Cosa c’è di nuovo in chi parla di pennivendoli o di stampa di regime, non vi suona già sentito? Non vi suona già sentito il complotto, i poteri forti?
Cosa c’è di nuovo in chi manda a fanculo i politici di professione? La lotta contro i professionisti della politica non è una guerra santa di SB da quando è entrato in parlamento?
Dichiarare una cosa un giorno e farsi smentire dal padrone del vapore il giorno dopo, non è stata la prassi dentro il PDL?
Dichiarare tutto e il suo contrario non è la regola aurea con cui il PD manda nella spazzatura la chiarezza di una linea politica?

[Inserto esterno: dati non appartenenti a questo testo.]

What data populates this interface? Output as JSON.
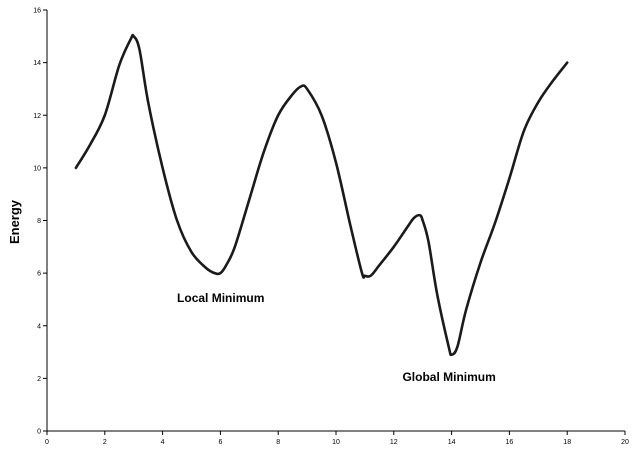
{
  "chart_data": {
    "type": "line",
    "title": "",
    "xlabel": "",
    "ylabel": "Energy",
    "xlim": [
      0,
      20
    ],
    "ylim": [
      0,
      16
    ],
    "xticks": [
      0,
      2,
      4,
      6,
      8,
      10,
      12,
      14,
      16,
      18,
      20
    ],
    "yticks": [
      0,
      2,
      4,
      6,
      8,
      10,
      12,
      14,
      16
    ],
    "grid": false,
    "legend": "none",
    "line_color": "#1a1a1a",
    "series": [
      {
        "x": [
          1.0,
          1.5,
          2.0,
          2.5,
          2.9,
          3.0,
          3.2,
          3.5,
          4.0,
          4.5,
          5.0,
          5.5,
          5.8,
          6.0,
          6.2,
          6.5,
          7.0,
          7.5,
          8.0,
          8.5,
          8.8,
          9.0,
          9.5,
          10.0,
          10.5,
          10.9,
          11.0,
          11.2,
          11.5,
          12.0,
          12.5,
          12.7,
          12.9,
          13.0,
          13.2,
          13.5,
          13.9,
          14.0,
          14.2,
          14.5,
          15.0,
          15.5,
          16.0,
          16.5,
          17.0,
          17.5,
          18.0
        ],
        "y": [
          10.0,
          10.9,
          12.0,
          13.9,
          14.9,
          15.0,
          14.5,
          12.5,
          10.0,
          8.0,
          6.8,
          6.2,
          6.0,
          6.0,
          6.3,
          7.0,
          8.8,
          10.6,
          12.0,
          12.8,
          13.1,
          13.0,
          12.0,
          10.2,
          7.8,
          6.0,
          5.9,
          5.9,
          6.3,
          7.0,
          7.8,
          8.1,
          8.2,
          8.0,
          7.2,
          5.2,
          3.2,
          2.9,
          3.2,
          4.6,
          6.4,
          7.9,
          9.6,
          11.4,
          12.5,
          13.3,
          14.0
        ]
      }
    ],
    "annotations": [
      {
        "text": "Local Minimum",
        "x": 4.5,
        "y": 4.9
      },
      {
        "text": "Global Minimum",
        "x": 12.3,
        "y": 1.9
      }
    ]
  }
}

Sì, certo, quelli di prima hanno fatto – non tutti, non tutti! – pietà, ma cosa c’entra?
Non ci stiamo semplicemente accontentando di fatto e pretendendo a parole?
Se il problema è il merito, migliorare, progredire, il nuovo che avanza rischia di concorrere poco o nulla, sarà forse in grado di lanciare slogan nuovi (L’onestà tornerà di moda, certo, nel Paese dell’evasione fiscale di massa, della corruzione sistematica e dilagante, aggiungete quello che vi pare), ma non di attecchire sul serio.
E per un motivo molto semplice: parte dalla faccia, dall’età, dalla novità, non dal merito.
La decrescita felice è progresso?
Impedire a un parlamentare capace di essere rieletto dopo due mandati e sostituirlo con un novizio della politica, è progresso?
Ritornare alla lira è progresso?
Nemmeno una parola sulla criminalità organizzata o sulle donne, è progresso?
Mettere in dubbio la Costituzione è progresso? Distruggere è progresso?
Ricercare con determinazione un capo da seguire, è progresso?
E, per tornare al linguaggio, essere così livorosi e privi di autocritica, è progresso?
Prima di concedere le attenuanti della novità, della mancanza di esperienza, forse basterebbe farsi qualche domanda.
Se quello che sentiamo in questi giorni lo avessimo sentito dal vecchio, come avremmo reagito?
Se le dichiarazioni di Grillo e degli eletti o i video di presentazione li avessimo visti in casa PD o PDL o Monti, come avremmo reagito?
Vogliamo nuovi Scilipoti o vogliamo sbarazzarci degli Scilipoti?
Cerchiamo una nuova attrazione per il circo o pensiamo che sia ora di chiudere un circo e aprire un Parlamento?